Until then, here’s a look back at Cathy’s thoughts on the creative process from June of 2017.
1.] Where do ideas come from?
My ideas can come from visual art, road signs, reading a novel or other poet’s work that inspires me, nature, politics, TV, philosophy, physics, film. Ideas can come from something I overhear in the grocery store or from listening to Esa-Pekka Salonen conduct Stravinsky’s “Rite of Spring” [you should hear it!]. I like to leave the city and write in a more natural, quiet environment. I always go north. I like my ideas “on the rocks.” That is, cold. I always take Leonard Shlain’s marvelous book “Art and Physics” as well as a selection of poets’ books I haven’t read yet and something by John Berger or Gaston Bachelard.
2.] What is the itch you are scratching?
For a long time, I felt the sensation of wanting to create in my hands.
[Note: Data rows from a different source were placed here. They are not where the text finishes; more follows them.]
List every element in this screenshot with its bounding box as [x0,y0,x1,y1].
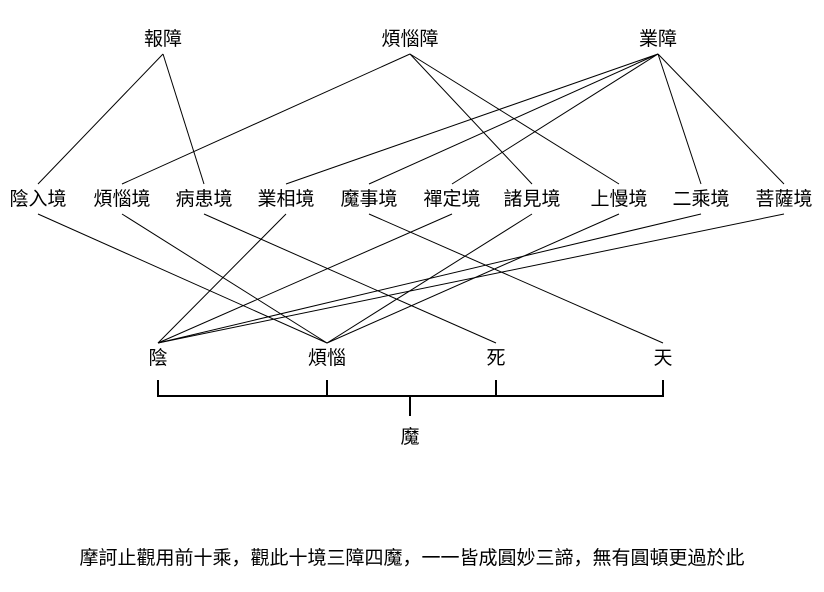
edge-karma-to-two-vehicles [657,53,702,185]
edge-dhyana-to-skandha [157,213,453,344]
edge-skandhas-to-affliction [37,213,328,344]
realm-label-demonic: 魔事境 [340,188,397,210]
obstacle-label-retribution: 報障 [144,28,182,50]
realm-label-bodhisattva: 菩薩境 [755,188,812,210]
edge-karma-to-karmic-signs [285,53,659,185]
edge-illness-to-death [203,213,497,344]
root-label: 魔 [400,426,419,448]
edge-afflictions-to-afflictions [121,53,411,185]
edge-retribution-to-skandhas [37,53,164,185]
edge-afflictions-to-affliction [121,213,328,344]
obstacle-label-karma: 業障 [639,28,677,50]
demon-bracket [157,380,664,416]
realm-label-arrogance: 上慢境 [590,188,647,210]
demon-label-heaven: 天 [653,347,672,369]
realm-label-illness: 病患境 [175,188,232,210]
realm-label-dhyana: 禪定境 [423,188,480,210]
demon-label-skandha: 陰 [148,347,167,369]
caption: 摩訶止觀用前十乘，觀此十境三障四魔，一一皆成圓妙三諦，無有圓頓更過於此 [79,547,745,569]
demon-label-affliction: 煩惱 [308,347,346,369]
edge-bodhisattva-to-skandha [157,213,785,344]
diagram: 報障 煩惱障 業障 陰入境 煩惱境 病患境 業相境 魔事境 禪定境 諸見境 上慢… [9,28,812,448]
realm-label-afflictions: 煩惱境 [93,188,150,210]
demon-label-death: 死 [486,347,505,369]
edge-karma-to-bodhisattva [657,53,785,185]
edge-retribution-to-illness [162,53,205,185]
edge-karma-to-dhyana [451,53,659,185]
realm-label-two-vehicles: 二乘境 [672,188,729,210]
realm-label-views: 諸見境 [503,188,560,210]
diagram-labels: 報障 煩惱障 業障 陰入境 煩惱境 病患境 業相境 魔事境 禪定境 諸見境 上慢… [9,28,812,448]
obstacle-label-afflictions: 煩惱障 [381,28,438,50]
realm-label-skandhas: 陰入境 [9,188,66,210]
edge-karmic-signs-to-skandha [157,213,287,344]
realm-label-karmic-signs: 業相境 [257,188,314,210]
Literally. It was a quiet but energetic pulsing feeling and sometimes I’d draw or play piano [classical] or, as a child, make things out of scraps of material like felt and cardboard I found around the house. I no longer have that feeling in my hands. I don’t think there’s any one thing that causes me to create. Sometimes it’s boredom or a kind of trance-like laziness that just ends up with me at the computer sort of channeling stuff from my unconscious. That raw “stuff” gets sieved through the grid of years of craft but each time I sit down I want to “make it new” like Pound said and I also want to make it “mean” in the sense of relevance to what’s going on in the world. I work from a random set of words and phrases, so sometimes just starting to put sentences or lines onto the page creates propulsion. If I haven’t written I feel half-gone, drifting and then a kind of divining rod in my brain? spine? stomach? leads me back to the anchor and challenge of language. The more words you put on the page the more the poem becomes a kind of labyrinth or puzzle you must write your way out of. Also, the idea of mortality births work. “Death is the mother of beauty” as Wallace Stevens wrote, and as I get older time no longer feels “limitless.”
3.] Early bird or night owl, tortoise or hare?
I have suffered from insomnia for many years and even as a child my brain began to “wake up” at night. If I’m having a conversation with someone at 10:30 at night I’ll begin to feel a rush of energy and clarity that I never have during the day. So, definitely owl. Sometimes it takes me a long time to actually begin working [so tortoise-like] but once I start, I write quite quickly. Sometimes, when I’m lucky, an entire poem will just fall out of my head almost completely realized. Not always, though.
4.] How do you know when you are done?
When it shines. I think that’s when I’ve cut out unnecessary lines and words, lineated it, and then suddenly the poem, like a beautiful fish, rises up to the surface. On the other hand, in a way, I’m never done. I go back and look at published poems in my books or in literary magazines and think, “I didn’t really need that “the” or that whole stanza!” Yet again, I think it’s finished when the meaning of the poem and my idea of what I wanted the poem to “mean” [or express] are as close to being a mirror-image as possible. When that distance is closed it’s very satisfying.